I am trying to cross join to tables.
import os
import pandas as pd
import sys
import pyodbc
con = pyodbc.connect("DRIVER= {NetezzaSQL};SERVER=netezza.xxx.com;PORT=5480;DATABASE=XXXXXX;UID=xxxxx;PWD=xxxxxxx;")
con.setdecoding(pyodbc.SQL_CHAR, encoding='utf-8')
con.setdecoding(pyodbc.SQL_WCHAR, encoding='utf-8')
con.setdecoding(pyodbc.SQL_WMETADATA, encoding='utf-8')
con.setencoding(encoding='utf-8')
sql1 = """select * from table1"""
input1 = pd.read_sql_query(sql1,con)
student_name
0 abc
1 def
2 ghi
sql2 = """select * from table2"""
input2 = pd.read_sql_query(sql2,con)
subjects
0 maths
1 english
what i need is a cross join on table1 and table2 if i have to use sql it would be
select table1.*, table2.* from table1 cross join table2
student_name subjects
0 abc maths
0 abc english
1 def maths
1 def english
2 ghi maths
2 ghi english
i am trying to get above output using below line of code but it is throwing MemorryError. Any way of improving the code?

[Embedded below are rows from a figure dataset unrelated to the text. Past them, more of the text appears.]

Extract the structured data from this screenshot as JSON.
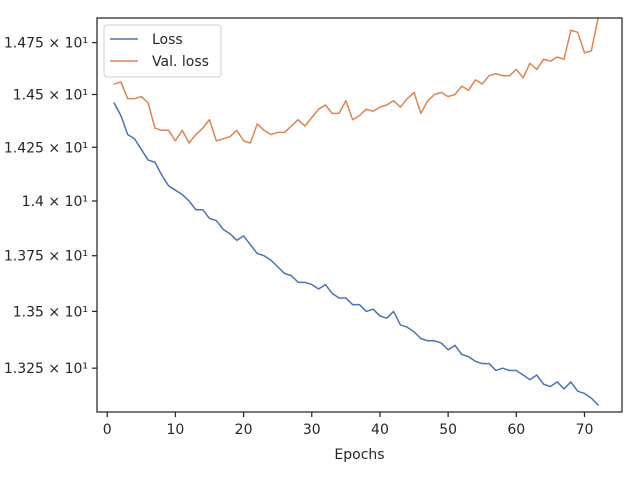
{
  "chart_data": {
    "type": "line",
    "xlabel": "Epochs",
    "ylabel": "",
    "title": "",
    "xlim": [
      -1.5,
      75.5
    ],
    "ylim": [
      13.06,
      14.87
    ],
    "y_scale": "log",
    "grid": false,
    "legend_position": "top-left",
    "x_ticks": [
      0,
      10,
      20,
      30,
      40,
      50,
      60,
      70
    ],
    "x_tick_labels": [
      "0",
      "10",
      "20",
      "30",
      "40",
      "50",
      "60",
      "70"
    ],
    "y_ticks": [
      13.25,
      13.5,
      13.75,
      14.0,
      14.25,
      14.5,
      14.75
    ],
    "y_tick_labels": [
      "1.325 × 10¹",
      "1.35 × 10¹",
      "1.375 × 10¹",
      "1.4 × 10¹",
      "1.425 × 10¹",
      "1.45 × 10¹",
      "1.475 × 10¹"
    ],
    "x": [
      1,
      2,
      3,
      4,
      5,
      6,
      7,
      8,
      9,
      10,
      11,
      12,
      13,
      14,
      15,
      16,
      17,
      18,
      19,
      20,
      21,
      22,
      23,
      24,
      25,
      26,
      27,
      28,
      29,
      30,
      31,
      32,
      33,
      34,
      35,
      36,
      37,
      38,
      39,
      40,
      41,
      42,
      43,
      44,
      45,
      46,
      47,
      48,
      49,
      50,
      51,
      52,
      53,
      54,
      55,
      56,
      57,
      58,
      59,
      60,
      61,
      62,
      63,
      64,
      65,
      66,
      67,
      68,
      69,
      70,
      71,
      72
    ],
    "series": [
      {
        "name": "Loss",
        "color": "#4c72b0",
        "values": [
          14.46,
          14.4,
          14.31,
          14.29,
          14.24,
          14.19,
          14.18,
          14.12,
          14.07,
          14.05,
          14.03,
          14.0,
          13.96,
          13.96,
          13.92,
          13.91,
          13.87,
          13.85,
          13.82,
          13.84,
          13.8,
          13.76,
          13.75,
          13.73,
          13.7,
          13.67,
          13.66,
          13.63,
          13.63,
          13.62,
          13.6,
          13.62,
          13.58,
          13.56,
          13.56,
          13.53,
          13.53,
          13.5,
          13.51,
          13.48,
          13.47,
          13.5,
          13.44,
          13.43,
          13.41,
          13.38,
          13.37,
          13.37,
          13.36,
          13.33,
          13.35,
          13.31,
          13.3,
          13.28,
          13.27,
          13.27,
          13.24,
          13.25,
          13.24,
          13.24,
          13.22,
          13.2,
          13.22,
          13.18,
          13.17,
          13.19,
          13.16,
          13.19,
          13.15,
          13.14,
          13.12,
          13.09
        ]
      },
      {
        "name": "Val. loss",
        "color": "#dd8452",
        "values": [
          14.55,
          14.56,
          14.48,
          14.48,
          14.49,
          14.46,
          14.34,
          14.33,
          14.33,
          14.28,
          14.33,
          14.27,
          14.31,
          14.34,
          14.38,
          14.28,
          14.29,
          14.3,
          14.33,
          14.28,
          14.27,
          14.36,
          14.33,
          14.31,
          14.32,
          14.32,
          14.35,
          14.38,
          14.35,
          14.39,
          14.43,
          14.45,
          14.41,
          14.41,
          14.47,
          14.38,
          14.4,
          14.43,
          14.42,
          14.44,
          14.45,
          14.47,
          14.44,
          14.48,
          14.51,
          14.41,
          14.47,
          14.5,
          14.51,
          14.49,
          14.5,
          14.54,
          14.52,
          14.57,
          14.55,
          14.59,
          14.6,
          14.59,
          14.59,
          14.62,
          14.58,
          14.65,
          14.62,
          14.67,
          14.66,
          14.68,
          14.67,
          14.81,
          14.8,
          14.7,
          14.71,
          14.87
        ]
      }
    ]
  }
}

input1.assign(foo=1).merge(input2.assign(foo=1)).drop('foo',1)
Edited 3/28/2019: Since above one is not working i changed code to reduce columns. For this i converted dataframes to lists and looping on them to created output as a list. Buy the code is very slow. Any help to improve performance? I have a dataframe with key as first column and five columns with values between 0 and 1. Second dataframe have a different key as first column and 5 columns with 0 or 1 as values.
a = input5.values.tolist()
b = input6.values.tolist()
c = []
for i in range(len(a)):
for j in range(len(b)):
denominator = ((a[i][1]*float(b[j][1]))+(a[i][2]*float(b[j][2]))+(a[i]
[3]*float(b[j][3]))+(a[i][4]*float(b[j][4]))+(a[i][5]*float(b[j][5])))
numerator = (a[i][1]+a[i][2]+a[i][3]+a[i][4]+a[i][5])
mean = numerator/denominator
new_row = [a[i][0],b[j][0],mean]
c.append(new_row)
len(c)